Pas de campagne d’expulsion contre les Afghans

La Turquie a expulsé des milliers d’Afghans ces dernières semaines et en détient encore au moins 2 000, qui risquent l’expulsion. Ces détenus déclarent subir des pressions dont le but est de leur faire « accepter » de retourner en Afghanistan. Impitoyable vague d’expulsions En 2017 et 2018, la Turquie a vu arriver un nombre croissant d’Afghans. En réaction à ces arrivées, les autorités turques placent des personnes en détention et les renvoient en Afghanistan. Selon le ministre turc de l’Intérieur, 7 100 Afghans ont été renvoyés dans leur pays sur des vols spécialement affrétés ces dernières semaines et ce chiffre devrait atteindre 10 000 dans les prochains jours. L’accélération des expulsions de ressortissants d’Afghanistan par la Turquie est peut-être liée à un accord sur les migrations signé entre ces deux pays le 9 avril. Parmi les quelque 2 000 personnes qui sont détenues et risquent l’expulsion, se trouvent principalement des hommes seuls. Cependant, des familles sont également détenues. Le droit d’asile menacé Les autorités turques soutiennent que les retours en Afghanistan sont volontaires. Or, les détenus affirment qu’on les informe qu’ils vont être renvoyés dans leur pays et qu’ils doivent apposer leurs empreintes sur un document écrit uniquement en turc, langue qu’ils ne comprennent pas.

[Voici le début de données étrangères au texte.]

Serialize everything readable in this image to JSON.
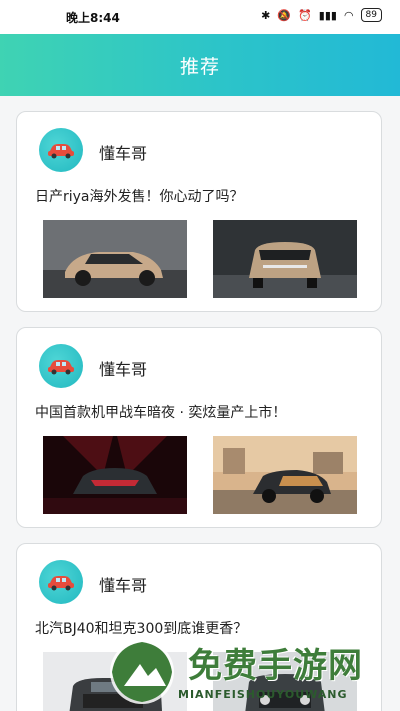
{
  "status_bar": {
    "time": "晚上8:44",
    "battery": "89"
  },
  "header": {
    "title": "推荐"
  },
  "posts": [
    {
      "author": "懂车哥",
      "title": "日产riya海外发售！你心动了吗？"
    },
    {
      "author": "懂车哥",
      "title": "中国首款机甲战车暗夜 · 奕炫量产上市！"
    },
    {
      "author": "懂车哥",
      "title": "北汽BJ40和坦克300到底谁更香？"
    }
  ],
  "watermark": {
    "title": "免费手游网",
    "subtitle": "MIANFEISHOUYOUWANG"
  },
  "colors": {
    "header_start": "#3fd3b3",
    "header_end": "#22b9d6",
    "avatar": "#2cc4c9"
  }
}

Il pourrait s’agir d’un « formulaire de rapatriement volontaire », comme les autorités turques en ont déjà utilisé de manière coercitive dans le cas de réfugiés (…)

Les réfugiés afghans en Turquie

La Turquie compte le plus grand nombre de réfugiés au monde : 3,5 millions de Syriens, 145 000 Afghans, 140 000 Iraniens et des milliers de ressortissants d’autres pays.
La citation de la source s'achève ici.